The brief represents the dominant story of a client/ brand. However, it does not contain other alternative stories, just the ones we already know.
The first thing to do is consider the events, dates and the insights from a brand’s life and place them on a map.

The alternative story is based on resources than can place the brand outside the dominant story.
The dominant story is constructed on a limited set of data. One can create an alternative story by:

  • Recovering data/ information from previous reports
  • Replacing all the data on a map
  • Reconnect the dots in a different way.

In order to succeed, both people and brands should “let go of the dominant story” and try the alternative one: Re-cover – Re-map – Re-connect.

3) Human brain vs. Automated Research

Ellis Suban, Independent Business Owner, ElQual Group; Roxana Georgescu, International Market Research Expert and Innovation Strategist

From the first big wave of technology that inspired changes in market research of online panels and surveys, to the second wave oriented towards qualitative techniques such as consumer diaries, what would be the third wave of technology use in market research?
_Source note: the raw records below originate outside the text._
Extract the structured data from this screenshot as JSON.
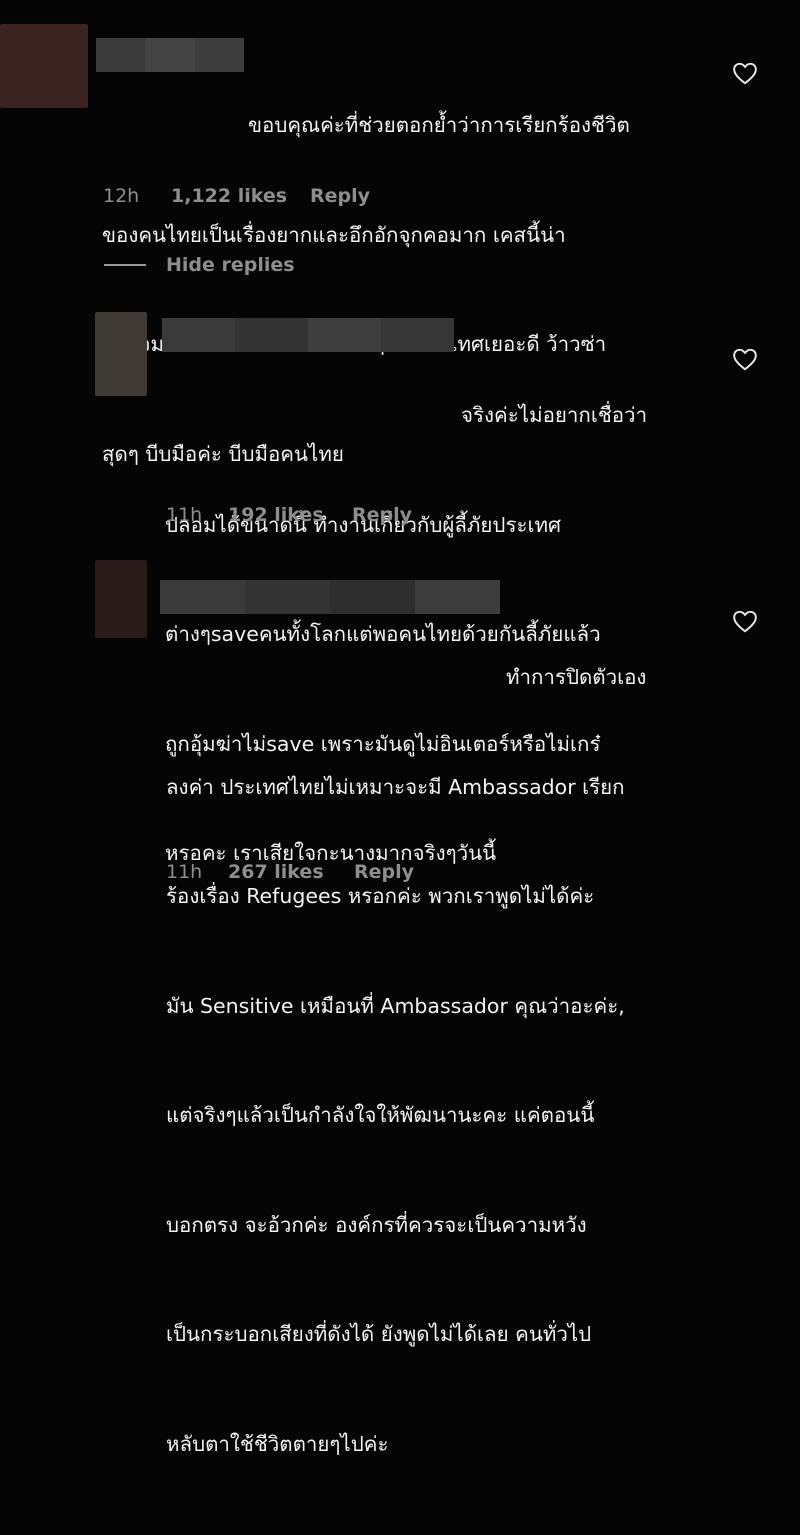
{
  "comments": [
    {
      "lines": [
        "ขอบคุณค่ะที่ช่วยตอกย้ำว่าการเรียกร้องชีวิต",
        "ของคนไทยเป็นเรื่องยากและอึกอักจุกคอมาก เคสนี้น่า",
        "สนใจมากค่ะ เราได้เห็นอะไรอึ้งๆ ในประเทศเยอะดี ว้าวซ่า",
        "สุดๆ บีบมือค่ะ บีบมือคนไทย"
      ],
      "time": "12h",
      "likes": "1,122 likes",
      "reply": "Reply"
    },
    {
      "lines": [
        "จริงค่ะไม่อยากเชื่อว่า",
        "ปลอมได้ขนาดนี้ ทำงานเกี่ยวกับผู้ลี้ภัยประเทศ",
        "ต่างๆsaveคนทั้งโลกแต่พอคนไทยด้วยกันลี้ภัยแล้ว",
        "ถูกอุ้มฆ่าไม่save เพราะมันดูไม่อินเตอร์หรือไม่เกร๋",
        "หรอคะ เราเสียใจกะนางมากจริงๆวันนี้"
      ],
      "time": "11h",
      "likes": "192 likes",
      "reply": "Reply"
    },
    {
      "lines": [
        "ทำการปิดตัวเอง",
        "ลงค่า ประเทศไทยไม่เหมาะจะมี Ambassador เรียก",
        "ร้องเรื่อง Refugees หรอกค่ะ พวกเราพูดไม่ได้ค่ะ",
        "มัน Sensitive เหมือนที่ Ambassador คุณว่าอะค่ะ,",
        "แต่จริงๆแล้วเป็นกำลังใจให้พัฒนานะคะ แค่ตอนนี้",
        "บอกตรง จะอ้วกค่ะ องค์กรที่ควรจะเป็นความหวัง",
        "เป็นกระบอกเสียงที่ดังได้ ยังพูดไม่ได้เลย คนทั่วไป",
        "หลับตาใช้ชีวิตตายๆไปค่ะ"
      ],
      "time": "11h",
      "likes": "267 likes",
      "reply": "Reply"
    }
  ],
  "hide_replies_label": "Hide replies",
  "colors": {
    "background": "#050505",
    "text": "#f4f4f4",
    "meta": "#8e8e8e",
    "avatar1": "#3a2220",
    "avatar2": "#3f3a36",
    "avatar3": "#2a1a1a"
  },
  "icons": {
    "like": "heart-outline-icon"
  }
}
Moreover, we live in a VUCA world: vulnerable, uncertain, complex and ambiguous. In order to better understand it and challenge it, we must ‘doubt the bubble’ and follow uncertainty so to deconstruct it. This means we should embrace Vision, Understanding, Clarity and Agility. In this case, how can technology – i.e. automatization of data collection help?

The case study presented involved 300 CATI from rural and urban areas, with both women and men aged 15 +, but with a twist. Some were interviewed by an operator, while some by “Rob” – an automated voice that helped to collect the data.

Findings show that people had a better interaction with other humans, rather than Rob. Therefore, automatization can be a helping tool in some cases, rather than other. For instance, automatization can:

  • Get things done faster and with fewer costs
  • Be more consistent and deal with fewer errors
  • Improve sharing and dissemination
  • Possibly increase revenue
  • Make research easier
  • Do more with less
  • Help in the analysis of ‘mountains of data’

However, automatization gets a bit more complicated when one wants to measure emotional responses, add value through interpretation, make a cognitive analysis in terms of social context, regional etc. relevant for a particular product or social conditions.

4) Adultsplaining: A tale of parents speaking for their kids & kids fighting back

Ioana Bobe, Senior Qualitative Researcher, ISRA Center; Alexandra Sandu, Senior Qualitative Researcher, ISRA Center

‘Adultsplaining’ is an analysis of parenting styles by looking at parent-kids’ dynamics from different methodological angles, from extended digital and face-to-face ethnographies. It involves tracing the challenges, emotions, and vulnerabilities of parents and their children. What we found interesting was how the researchers analyzed the secret online lives of kids, or the secret ‘talent impresario’ that can be found lurking in every parent.

The ethnographic studies have been carried out at home and at the playgrounds, as well as online, with 40 families and children aged 3 to 12. The findings show typologies of parents, based on their attitudes towards childhood. These are:

  • Traditional views, that encompass ‘fellow’ parents who generally have small children and see childhood through their eyes
  • Child-raise/ arms raise childhood – parents who almost militarize childhood and consider that every activity the child has must be translated in performance (minimum 2 after-school activities/child; peer pressure for kids and parents; prize-steria etc.)
  • Neo-childhood – parents who are ‘personality coaches’ – don’t see childhood as something different than adulthood and want to engage children in artistic activities and to make them responsible citizens. Neo-childhood is the re-imagination and re-negotiation of childhood made by parents. However, in this process, parents infringe activities to controlled spaces (the rise of safe zones that are applied to living spaces such as gathered communities, schools and free time). However, children outsmart their parents and brands.

5) Quantity or Quality? You Decide. Collecting better data through shorter surveys

Steve Wigmore, Director – Research Technology, Lightspeed, United Kingdom

Keeping respondents engaged in online research is an issue that entangles the debates on data quantity vs. quality. In this presentation, the aim was to review the implications of the length and repetition of surveys on response quality, as well as foster the discussion of practical and scientific methods which can help to identify how such surveys can be shortened and be made more interesting.

Thus, data collection should be regarded as a dialogue with consumers in the following manner:

  • It should be a two-way conversation
  • Panelists should be incentivized for their work
  • Surveys should be engaging
  • And respondents should feel appreciated.

However, consumers are distracted by the ‘noise’, especially in online surveys where respondents use their mobile phones and are usually multitasking. Respondent fatigue can affect the number of drop-outs, speeding and straight-lighting, pattern answering, nonsense in open-ended responses, ill-considered answers and satisficing.

Thus, we should reduce the length of the interview (max. 15 minutes), be careful when designing the survey – think of survey content as ‘carry-on baggage’ (i.e. only pack what you need), be careful at the impact of repletion, avoid difficult questions and be attentive to mobile respondents.